Yellen: Fed to be patient with rates

‘Important progress,’ but bank not rushing, she says

Senate Banking Committee Chairman Sen. Richard Shelby, R-Ala. (left), and the committee’s ranking member Sen. Sherrod Brown, D-Ohio, enter a hearing room on Capitol Hill on Tuesday with Federal Reserve Chairman Janet Yellen.
Senate Banking Committee Chairman Sen. Richard Shelby, R-Ala. (left), and the committee’s ranking member Sen. Sherrod Brown, D-Ohio, enter a hearing room on Capitol Hill on Tuesday with Federal Reserve Chairman Janet Yellen.

WASHINGTON -- Federal Reserve Chairman Janet Yellen said Tuesday that the Fed was pleased with recent economic growth, convinced there was plenty of room for improvement and in no hurry to start raising interest rates.

Patience remains the Fed's watchword, Yellen said in testimony to the Senate Banking Committee.

"There has been important progress," she said. "However, despite this improvement, too many Americans remain unemployed or underemployed, wage growth is still sluggish, and inflation remains well below our longer-run objective."

Yellen's testimony puts her on a collision course with Senate Republicans who worry the Fed is creating bubbles in financial markets and losing control of inflation. Sen. Richard Shelby, R-Ala., who just resumed chairmanship of the banking committee, made both points in his remarks.

"Many question whether the Fed can rein in inflation and avoid destabilizing asset prices when the time comes to unwind its massive $4.5 trillion balance sheet," Shelby said. Patience, he warned, "could lead to a more painful correction down the road."

Both Democrats and Republicans have proposed measures in recent months to reduce the Fed's policymaking autonomy. Shelby said Tuesday that the Fed should be subject to "additional oversight by Congress and further reforms" and that the committee would hold a hearing to discuss proposals next week.

Sen. Sherrod Brown of Ohio, the ranking Democrat on the committee, countered that concerns about inflation were misplaced and that proposals to constrain the Fed were misguided.

"Some pundits and politicians for years have been predicting runaway inflation, but they clearly do not have a very good grasp of what is happening for most Americans," Brown said. "Low wage growth has continued for the majority of Americans, and the declining participation in the workforce is troubling."

Yellen offered an upbeat assessment of the economic recovery, echoing the statement the Fed issued after its most recent meeting in January.

"Considerable progress has been achieved in the recovery of the labor market, though room for further improvement remains," she said.

She added that the collapse of global oil prices appeared to be "a significant overall plus" for the domestic economy, supporting more household spending.

Yellen cautioned that the weakness of other developed economies could slow growth in the United States. On the other hand, she said, the recent efforts by policymakers in those countries -- including the stimulus campaign announced by the European Central Bank -- could provide a lift to the United States, too.

Some Fed officials expressed concern at the January meeting about sluggish inflation and the decline of some measures of inflation expectations. Just as too much inflation can disrupt economic growth, so can too little.

Until recently, the Fed has maintained an official view that the weakness is a temporary affair. Yellen said this was still true, "as best we can tell," but she acknowledged that some of the recent downturn may not reverse quickly.

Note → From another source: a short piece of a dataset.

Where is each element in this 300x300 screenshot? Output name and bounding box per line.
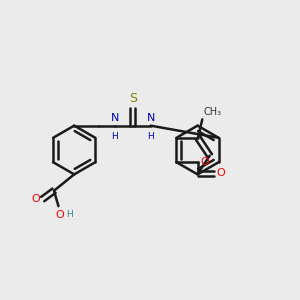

The strength of inflation has become the decisive factor in Fed policy. The Fed views the job market as strong enough to withstand higher interest rates, but Yellen reiterated that the central bank will not act until it "is reasonably confident that inflation will move back over the medium term toward our 2 percent objective."

Yellen also reviewed the signals the Fed intends to use in the coming months. She said the presence of the word "patient" in the Fed's latest policy statement means it does not intend to raise its benchmark interest rate during the two meetings after the release of that statement. If the word appears in the statement issued after the Fed's mid-March meeting, it would indicate that the central bank does not intend to raise rates until its scheduled meeting at the end of July, at the earliest.

"If economic conditions continue to improve, as the committee anticipates, the committee will at some point begin considering an increase in the target range for the federal funds rate on a meeting-by-meeting basis," Yellen added.

The Fed will change the wording of the statement when that happens, she said, adding that the eventual move to a shorter decision-making horizon should still not be taken to indicate that the Fed would then move quickly to raise rates.